Chick-fil-A manager speaks to senior class

Amanda Graziano, Opinion Editor

Chick-fil-A cows grazed on campus Wednesday, Nov. 30.  Multitudes of small “eat mor chikin” mascots were handed out to students in religion teacher Christopher Yeung’s Social Justice classes.

Abingdon Chick-fil-A owner Michael McFerren was able to talk to each of Yeung’s Social Justice classes throughout the day.

A couple of weeks ago, Yeung went to the Abingdon Chick-fil-A to try to get them to sponsor the Christian Music Challenge that he was running with  his Social Justice classes.  The Christian Music Challenge set a goal to listen to Christian music 90 percent of the time for three months.  Chick-fil-A not only decided to sponsor it, but also decided to send its owner to speak to each of Yeung’s classes.
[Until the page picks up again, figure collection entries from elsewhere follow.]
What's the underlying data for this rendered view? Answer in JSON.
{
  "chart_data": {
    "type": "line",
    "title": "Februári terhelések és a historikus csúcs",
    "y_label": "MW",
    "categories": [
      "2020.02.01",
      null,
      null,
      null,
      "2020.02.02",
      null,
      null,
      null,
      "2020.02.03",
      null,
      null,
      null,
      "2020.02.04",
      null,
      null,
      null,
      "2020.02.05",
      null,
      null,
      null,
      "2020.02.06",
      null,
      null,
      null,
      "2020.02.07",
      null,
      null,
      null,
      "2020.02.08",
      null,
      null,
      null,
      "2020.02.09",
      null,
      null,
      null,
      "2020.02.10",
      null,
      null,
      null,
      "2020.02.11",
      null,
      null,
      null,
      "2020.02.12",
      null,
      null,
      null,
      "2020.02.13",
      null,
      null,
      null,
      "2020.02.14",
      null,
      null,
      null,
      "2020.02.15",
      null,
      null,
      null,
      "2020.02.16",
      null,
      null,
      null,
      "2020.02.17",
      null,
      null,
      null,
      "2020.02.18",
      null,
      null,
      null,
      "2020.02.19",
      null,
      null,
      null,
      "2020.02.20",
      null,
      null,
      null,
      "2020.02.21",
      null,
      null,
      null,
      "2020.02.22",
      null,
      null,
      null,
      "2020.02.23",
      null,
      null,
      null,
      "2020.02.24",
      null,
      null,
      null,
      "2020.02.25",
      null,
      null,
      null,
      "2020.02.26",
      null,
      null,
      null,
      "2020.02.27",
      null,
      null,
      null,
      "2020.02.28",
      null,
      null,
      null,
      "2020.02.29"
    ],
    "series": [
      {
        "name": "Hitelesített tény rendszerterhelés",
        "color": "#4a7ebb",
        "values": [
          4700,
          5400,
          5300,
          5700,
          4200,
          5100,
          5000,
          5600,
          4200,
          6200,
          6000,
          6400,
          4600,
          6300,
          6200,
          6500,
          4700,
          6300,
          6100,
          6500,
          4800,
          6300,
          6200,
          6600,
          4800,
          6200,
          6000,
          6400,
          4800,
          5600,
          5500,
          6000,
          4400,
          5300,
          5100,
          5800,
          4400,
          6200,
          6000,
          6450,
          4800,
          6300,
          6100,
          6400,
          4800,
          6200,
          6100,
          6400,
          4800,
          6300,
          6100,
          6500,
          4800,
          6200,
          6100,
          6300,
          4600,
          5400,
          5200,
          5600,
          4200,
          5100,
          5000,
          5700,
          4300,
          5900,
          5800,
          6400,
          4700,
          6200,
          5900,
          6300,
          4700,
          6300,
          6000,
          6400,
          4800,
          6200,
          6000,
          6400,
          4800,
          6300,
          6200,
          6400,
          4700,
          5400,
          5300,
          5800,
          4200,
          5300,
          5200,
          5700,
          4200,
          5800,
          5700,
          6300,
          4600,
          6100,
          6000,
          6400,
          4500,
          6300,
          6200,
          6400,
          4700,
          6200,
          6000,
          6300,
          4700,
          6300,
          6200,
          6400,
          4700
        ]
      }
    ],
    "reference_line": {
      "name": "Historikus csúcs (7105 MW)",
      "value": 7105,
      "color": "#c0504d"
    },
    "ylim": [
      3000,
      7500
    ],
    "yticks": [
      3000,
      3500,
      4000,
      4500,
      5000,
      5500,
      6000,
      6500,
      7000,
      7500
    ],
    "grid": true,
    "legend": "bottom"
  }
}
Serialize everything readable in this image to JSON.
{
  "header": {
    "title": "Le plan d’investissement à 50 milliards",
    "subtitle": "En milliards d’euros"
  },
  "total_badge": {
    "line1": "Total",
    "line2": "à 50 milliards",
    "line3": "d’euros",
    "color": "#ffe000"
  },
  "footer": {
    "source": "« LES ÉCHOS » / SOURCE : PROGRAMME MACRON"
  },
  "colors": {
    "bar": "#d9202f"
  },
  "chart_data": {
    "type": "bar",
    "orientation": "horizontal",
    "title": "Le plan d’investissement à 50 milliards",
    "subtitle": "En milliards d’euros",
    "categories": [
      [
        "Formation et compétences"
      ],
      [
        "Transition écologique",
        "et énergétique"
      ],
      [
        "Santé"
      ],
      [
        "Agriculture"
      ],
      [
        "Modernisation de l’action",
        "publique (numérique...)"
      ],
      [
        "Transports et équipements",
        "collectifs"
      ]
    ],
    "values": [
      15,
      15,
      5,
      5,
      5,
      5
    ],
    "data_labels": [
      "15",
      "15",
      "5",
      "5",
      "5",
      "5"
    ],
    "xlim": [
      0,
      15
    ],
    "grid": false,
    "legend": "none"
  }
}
McFerren, who also owns the Chick-fil-A in University of Delaware, spoke about his religious views and how they led him to become the owner at Chick-fil-A.  He described how the restaurant chain incorporates religion into everything they do.  This ranges from being closed on Sundays to having all of the employees say, “my pleasure” after someone says, “thank you.”

Even though none of Yeung’s classes completed the Christian Music Challenge, they still received a consolation prize from Chick-fil-A.  They each got to take home their own stuffed Chick-fil-A cow mascot.

According to McFerren, even though the majority of students didn’t complete the challenge, he was still excited about coming.  “I jumped at the opportunity, any chance I get to talk to young folks.  I would love to do it more,” McFerren said.

Students enjoyed having McFerren come and talk to them.  “I really liked it.  I thought it was good.  He was a cool guy,” senior Maria Edwards said.